My Favourite Flowers
Before we begin here is a list of the flowers that you see in this bouquet:
- Anenomes (the white ones with the black centre, sooooo amazing!)
- White hydrangeas (the larger snowball ones with many small petals)
- Viburnum (they look like a mini hydrangeas and are often lime green or white)
- Stock (the light pink tall stems, so soft and romantic)
- Lisianthus (one of my favs, so romantic – they are a taler stem with soft petalled flowers, I get them in soft pink and white)
- Garden roses (roses that look slightly like a peony with plenty of tight petals – they are a dream, I get soft pink)
- Spray roses (small clusters of roses, I get these in white, soft pink and a salmon colour called Sahara Sensation)
- Wax flowers (I love these in white, they are the small filler flower that looks a bit wild)

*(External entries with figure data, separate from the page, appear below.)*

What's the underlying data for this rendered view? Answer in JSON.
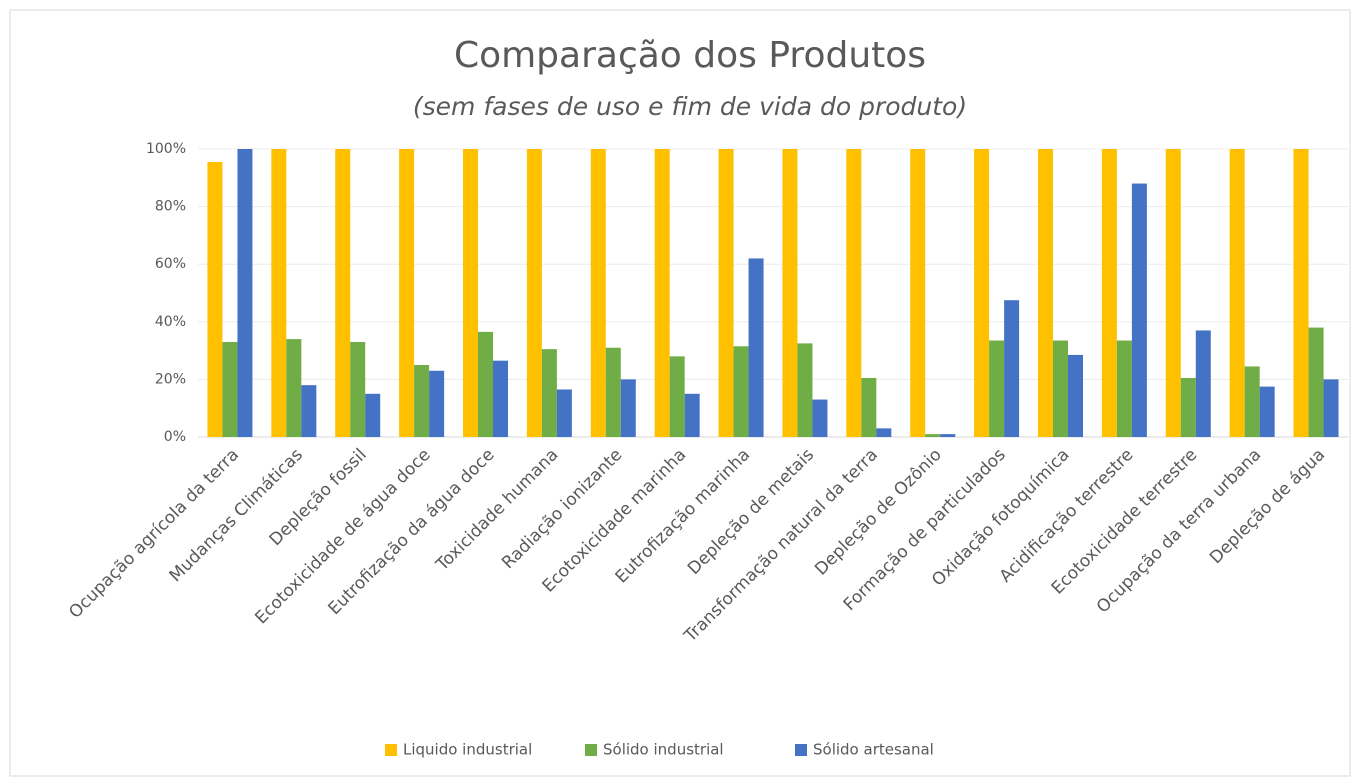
{
  "chart_data": {
    "type": "bar",
    "title": "Comparação dos Produtos",
    "subtitle": "(sem fases de uso e fim de vida do produto)",
    "categories": [
      "Ocupação agrícola da terra",
      "Mudanças Climáticas",
      "Depleção fossil",
      "Ecotoxicidade de água doce",
      "Eutrofização da água doce",
      "Toxicidade humana",
      "Radiação ionizante",
      "Ecotoxicidade marinha",
      "Eutrofização marinha",
      "Depleção de metais",
      "Transformação natural da terra",
      "Depleção de Ozônio",
      "Formação de particulados",
      "Oxidação fotoquímica",
      "Acidificação terrestre",
      "Ecotoxicidade terrestre",
      "Ocupação da terra urbana",
      "Depleção de água"
    ],
    "series": [
      {
        "name": "Liquido industrial",
        "color": "#FFC000",
        "values": [
          95.5,
          100,
          100,
          100,
          100,
          100,
          100,
          100,
          100,
          100,
          100,
          100,
          100,
          100,
          100,
          100,
          100,
          100
        ]
      },
      {
        "name": "Sólido industrial",
        "color": "#70AD47",
        "values": [
          33,
          34,
          33,
          25,
          36.5,
          30.5,
          31,
          28,
          31.5,
          32.5,
          20.5,
          1,
          33.5,
          33.5,
          33.5,
          20.5,
          24.5,
          38
        ]
      },
      {
        "name": "Sólido artesanal",
        "color": "#4472C4",
        "values": [
          100,
          18,
          15,
          23,
          26.5,
          16.5,
          20,
          15,
          62,
          13,
          3,
          1,
          47.5,
          28.5,
          88,
          37,
          17.5,
          20
        ]
      }
    ],
    "ylim": [
      0,
      100
    ],
    "yticks": [
      {
        "value": 0,
        "label": "0%"
      },
      {
        "value": 20,
        "label": "20%"
      },
      {
        "value": 40,
        "label": "40%"
      },
      {
        "value": 60,
        "label": "60%"
      },
      {
        "value": 80,
        "label": "80%"
      },
      {
        "value": 100,
        "label": "100%"
      }
    ],
    "grid": true,
    "legend": "bottom"
  }
}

- Seeded eucalyptus (I use this in almost all of my arrangements, it is the greenery with the small seeds)
- Silver dollar eucalyptus (the flat, rounded leaf greenery)
If you are local in Kelowna and want the easy way to curate these flowers, head over to Bylands – this is where I get my flowers and they know my style (all you have to say is that you want Tori’s style and they will do it all for you!).
Tip: odd numbers of a given flower work best. For instance, I used 3 anemones as they are so showy and really stand out – too many would be overboard and the odd number is pleasing to the eye.
- Sharp scissors or floral sheers
- Clear scotch tape
- Shallow bowl or urn (mine was 10″ diameter)
- Flowers and greenery (see above)
Step 1: Prepare the bowl
- Using long strips of clear scotch tape, create a cross hatch pattern over the top of the bowl (make sure it is completely dry) by securing the strips along one side of the bowl, leaving about 1-2″ between each strip, then running the strips of tape the opposite direction in the same pattern to create a cross hatch. Be sure to tightly stretch each piece and run your finger around the edges to make sure the tape is secured to the edge. This will help your arranged flowers stay in place.
- Fill the bowl 3/4 full with water and set aside.
Step 2: Place the greenery
- Starting with your greenery, place the pieces in a random horizontal fashion, cutting down the stems as necessary, so that they somewhat lazily over the sides of the bowl as shown, tucking the ends in under the tape. This will not look perfect at this point and that is ok! You just want to get the main pieces in as a foundation for your bouquet. Repeat with any remaining greenery until you have a loose looking starting point.
Step 3: Arrange the flowers
- Starting at the top of your arrangement, add in your taller flowers, cutting them down so that the stem is about 5-7″ long. You can always cut them shorter if needed, so don’t get too aggressive with the scissors! I start with the hydrangeas, stock, anemones, lisianthus and garden roses, tucking the ends between the hatched tape and making sure that all of the ends are immersed in the water.
- Continue placing flowers, layering with colour and texture in a random fashion as above until the bouquet is full, reserving the smallest flowers for the end to fill in any gaps. I like using flowers like viburnum around the edges as it has a natural droop to it that lends itself well to a lower placement (don’t fight the flowers, work with their natural shapes!).